Written by Don Ratzlaff Wednesday, 12 September 2007 04:48
Unified School District 410 will not be locating its central offices and transportation and maintenance center in the former AMPI building after all.
At a special meeting Wednesday, the board approved the purchase of 10 acres immediately south of the city’s maintenance shop along the north end of Adams Street. It plans to build the facility on that site.
The 10-acre plot, owned by Hillsboro Development Corp. and once designated for a housing development, will cost the district $30,000.
The sale is contingent on the land meeting all local zoning and platting requirements.
Plans for the new facility are still being finalized, but the building is expected to provide about 6,900 square feet on the main floor, with a partial second story for mezzanine storage.
The new facility will house the central offices, now located in the elementary school, as well as transportation and maintenance services, which are based on the high school campus.
The decision represents a significant change from what the board proposed in preparation for the $6.625 million bond election that was approved by voters June 5.
In the original proposal, the board was planning to move those services into the former AMPI building, now owned by the city of Hillsboro, at a projected cost of $475,000. This new plan is projected to cost $921,000, including the land purchase.
Rod Koons, board president, said the additional cost can be covered within the $6.625 million total—even if the athletic facility that was proposed to be built in partnership with Tabor College, now stalled by litigation, would move forward as planned.
“There was an amount of blue sky in the (bond proposal) number because we had looked at a new facility also,” he said. “Kind of toward the end of the game, the AMPI thing came in and I think it caught our eye and made us feel good because it was less dollars. I think that’s maybe what drove us for a while.”
Koons said some of the savings created by moving into the AMPI building would have been used to pay down the bond debt sooner. That money will now be channeled toward the newly proposed facility.
Also, the board will likely economize on some aspects of the building plan.

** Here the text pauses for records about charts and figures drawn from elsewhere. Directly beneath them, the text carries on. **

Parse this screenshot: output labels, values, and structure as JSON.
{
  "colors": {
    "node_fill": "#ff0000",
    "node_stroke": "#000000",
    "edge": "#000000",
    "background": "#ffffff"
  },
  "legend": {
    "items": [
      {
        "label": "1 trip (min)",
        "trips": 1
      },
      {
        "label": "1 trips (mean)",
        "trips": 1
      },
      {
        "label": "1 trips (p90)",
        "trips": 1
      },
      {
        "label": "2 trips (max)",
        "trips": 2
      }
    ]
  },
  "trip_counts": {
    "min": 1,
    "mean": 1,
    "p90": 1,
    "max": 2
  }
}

For example, Koons said, the exterior of the proposed building will be entirely steel, as opposed to “dressing it up” with a brick facea.
Additional savings may be generated if other components of the total project come in under architectural estimates.
“I think architects shoot a little high,” Koons said. “It’s important in their business not to come in over (their cost projections).
Koons said the board began reconsidering its direction after an April fire damaged an area of the AMPI building that the district had identified for its potential use.
“I just think after the fire it didn’t look as good anymore,” he said. “I don’t know if it exposed some things we didn’t see before, or if we were blinded by trying to do the right thing before.”
Koons said the board had been attracted to the old building originally because it would make good use of property that was already taxpayer owned.
But with the fire, he said, the board began to rethink what made the most sense financially in the long run.
“Even though it was less dollars and cents, and we were going to get more footage, it just seemed like we were going to be doing something half way, and then when we got done it really wouldn’t be something we wanted.”
Another attraction of the North Adams property was its proximity to the fiber optics line that runs along U.S. Highway 56, less than 100 yards from the proposed site, Koons said.
The line should enable the district to hook up relatively inexpensively to the Technology Excellence in Education Network.
“Being close to the TEEN fiber probably cemented that deal as much as anything,” Koons said.
Disappointed, not surprised
Hillsboro Mayor Delores Dalke said she wasn’t surprised by the board’s change of plans.
“I would say I’m disappointed, but there will be another use for that building,” Dalke said. “And maybe keeping it all intact is the way it’s supposed to be. Maybe we’ll land a big (tenant) this way.
“I’m still working on that, trying to find somebody who could use the whole building.”
A December start
In addition to voting to purchase property and looking at preliminary plans for the new building, the board reviewed minor revisions in the floor plans for the renovation projects moving forward for the elementary and high-school facilities.
Representatives from Howard & Helmer, the architectural firm working for the district, projected construction could begin as early as December.
The board plans to interview representatives from three prospective construction companies later this month.